I am working on something using general 2D curvilinear coordinates $u(x,y)$ and $v(x,y)$ (which are locally orthogonal). I have trouble understanding why the following equality holds. I found it in the notes I was looking up but there is no explanation accompanying it: \begin{equation} \sqrt{\left( \displaystyle\frac{\partial v}{\partial x} \right)^2 + \left( \displaystyle\frac{\partial v}{\partial y} \right)^2} = \frac{1}{\sqrt{\left( \displaystyle\frac{\partial x}{\partial v} \right)^2 + \left( \displaystyle\frac{\partial y}{\partial v} \right)^2}} \end{equation}
Note 1: the right-hand side is actually $h_v^{-1}$, with $h_v$ the Lamé coefficient for $v$. You can find more information on this here: https://en.wikipedia.org/wiki/Curvilinear_coordinates#Relation_to_Lamé_coefficients)
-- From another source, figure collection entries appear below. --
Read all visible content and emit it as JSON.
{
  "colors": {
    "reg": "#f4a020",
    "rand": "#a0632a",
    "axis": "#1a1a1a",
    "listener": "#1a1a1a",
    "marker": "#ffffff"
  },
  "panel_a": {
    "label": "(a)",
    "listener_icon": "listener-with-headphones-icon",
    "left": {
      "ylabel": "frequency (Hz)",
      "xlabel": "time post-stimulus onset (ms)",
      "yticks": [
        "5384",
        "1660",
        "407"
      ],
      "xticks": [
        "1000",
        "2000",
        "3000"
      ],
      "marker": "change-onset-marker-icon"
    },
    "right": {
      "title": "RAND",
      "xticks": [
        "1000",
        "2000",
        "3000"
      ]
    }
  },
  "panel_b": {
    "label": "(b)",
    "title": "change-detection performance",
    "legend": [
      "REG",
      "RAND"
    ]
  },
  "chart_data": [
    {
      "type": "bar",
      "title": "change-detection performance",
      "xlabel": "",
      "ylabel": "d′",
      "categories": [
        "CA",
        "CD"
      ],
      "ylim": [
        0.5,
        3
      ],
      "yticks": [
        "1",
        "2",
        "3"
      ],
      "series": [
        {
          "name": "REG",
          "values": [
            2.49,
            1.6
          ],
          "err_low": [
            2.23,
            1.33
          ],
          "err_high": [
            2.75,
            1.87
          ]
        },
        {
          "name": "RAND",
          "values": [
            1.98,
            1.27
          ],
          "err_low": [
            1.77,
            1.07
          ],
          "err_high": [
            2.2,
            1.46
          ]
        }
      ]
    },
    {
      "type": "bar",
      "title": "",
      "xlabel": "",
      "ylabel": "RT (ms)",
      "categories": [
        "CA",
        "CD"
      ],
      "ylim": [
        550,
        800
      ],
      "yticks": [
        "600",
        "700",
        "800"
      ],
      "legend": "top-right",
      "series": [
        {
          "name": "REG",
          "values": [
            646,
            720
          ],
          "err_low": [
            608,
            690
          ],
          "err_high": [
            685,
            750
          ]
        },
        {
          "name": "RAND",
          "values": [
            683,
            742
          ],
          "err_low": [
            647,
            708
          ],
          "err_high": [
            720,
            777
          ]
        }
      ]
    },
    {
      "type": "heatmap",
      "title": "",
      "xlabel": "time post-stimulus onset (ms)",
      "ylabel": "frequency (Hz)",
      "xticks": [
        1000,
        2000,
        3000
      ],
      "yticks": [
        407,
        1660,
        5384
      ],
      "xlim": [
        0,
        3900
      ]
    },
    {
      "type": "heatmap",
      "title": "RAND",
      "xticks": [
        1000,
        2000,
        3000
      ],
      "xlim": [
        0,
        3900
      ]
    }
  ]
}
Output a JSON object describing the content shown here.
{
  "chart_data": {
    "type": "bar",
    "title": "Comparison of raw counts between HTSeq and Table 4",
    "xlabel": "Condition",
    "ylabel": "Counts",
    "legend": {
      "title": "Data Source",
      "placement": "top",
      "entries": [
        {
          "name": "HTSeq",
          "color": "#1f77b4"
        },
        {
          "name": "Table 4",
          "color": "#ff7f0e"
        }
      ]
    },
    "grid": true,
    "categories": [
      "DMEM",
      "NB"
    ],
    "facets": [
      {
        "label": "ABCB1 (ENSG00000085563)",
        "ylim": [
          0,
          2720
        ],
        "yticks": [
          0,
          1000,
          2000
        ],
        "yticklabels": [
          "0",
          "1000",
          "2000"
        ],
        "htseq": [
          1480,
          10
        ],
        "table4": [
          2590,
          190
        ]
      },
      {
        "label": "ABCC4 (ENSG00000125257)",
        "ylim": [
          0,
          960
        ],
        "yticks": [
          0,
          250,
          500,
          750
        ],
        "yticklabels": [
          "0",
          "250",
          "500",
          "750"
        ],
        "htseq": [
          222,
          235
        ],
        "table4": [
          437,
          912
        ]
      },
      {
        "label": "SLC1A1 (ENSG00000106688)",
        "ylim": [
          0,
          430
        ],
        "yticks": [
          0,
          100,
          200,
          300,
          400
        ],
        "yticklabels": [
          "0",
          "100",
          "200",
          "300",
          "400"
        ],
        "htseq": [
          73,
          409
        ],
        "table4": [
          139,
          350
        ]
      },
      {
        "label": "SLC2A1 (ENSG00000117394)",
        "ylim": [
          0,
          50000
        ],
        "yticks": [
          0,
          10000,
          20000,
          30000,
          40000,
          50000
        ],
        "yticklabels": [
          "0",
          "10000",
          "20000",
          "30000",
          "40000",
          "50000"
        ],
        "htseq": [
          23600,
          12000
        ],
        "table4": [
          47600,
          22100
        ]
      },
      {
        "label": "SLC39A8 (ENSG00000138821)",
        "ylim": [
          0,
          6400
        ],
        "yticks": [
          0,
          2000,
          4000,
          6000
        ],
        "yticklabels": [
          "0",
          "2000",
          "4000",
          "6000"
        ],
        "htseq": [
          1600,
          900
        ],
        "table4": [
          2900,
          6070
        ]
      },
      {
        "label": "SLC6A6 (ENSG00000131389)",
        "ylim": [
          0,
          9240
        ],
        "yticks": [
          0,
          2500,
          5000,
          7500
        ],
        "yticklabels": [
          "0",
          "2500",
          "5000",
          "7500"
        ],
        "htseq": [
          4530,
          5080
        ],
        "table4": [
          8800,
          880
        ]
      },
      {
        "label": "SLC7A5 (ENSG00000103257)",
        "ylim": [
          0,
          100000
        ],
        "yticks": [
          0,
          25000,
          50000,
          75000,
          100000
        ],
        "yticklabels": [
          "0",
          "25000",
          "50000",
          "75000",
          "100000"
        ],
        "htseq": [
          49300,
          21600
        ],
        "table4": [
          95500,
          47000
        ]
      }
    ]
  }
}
Note 2: I suppose the same equality holds if you replace $v$ by $u$ since there is no specified preference for the $v$ coordinate
I have tried putting both square roots in the left-hand side and proving their product is equal to $1$. I used the chain rule like $\frac{\partial x}{\partial x} = \frac{\partial x}{\partial u} \frac{\partial u}{\partial x} + \frac{\partial x}{\partial v} \frac{\partial v}{\partial x} = 1$ and $\frac{\partial x}{\partial y} = \frac{\partial x}{\partial u} \frac{\partial u}{\partial y} + \frac{\partial x}{\partial v} \frac{\partial v}{\partial y} = 0$, but got nowhere...
I have verified the equation using polar coordinates (using $u:=r=\sqrt{x^2 + y^2}$ and $v:=\theta=\arctan(\frac{y}{x})$) and indeed found it to hold, with both sides equal to $\frac{1}{r}$.
Thanks in advance for any help with this.
I found the explanation. The left-hand side is equal to $||\nabla v||$ whereas the denominator of the right-hand side is $||\frac{\partial \pmb{r}}{\partial v}||$ with $\pmb{r}$ the position vector.
$\pmb{b}^v := \nabla v$ is actually a covariant basis vector with respect to the coordinate $v$, of which the corresponding contravariant basis vector is $\pmb{b}_v := \frac{\partial \pmb{r}}{\partial v}$.
There is a result that says that $\pmb{b}^v \cdot \pmb{b}_v = 1$ must hold (the proof is given on the Wikipedia page mentioned in the question). The equality I asked about in the question directly follows from this result.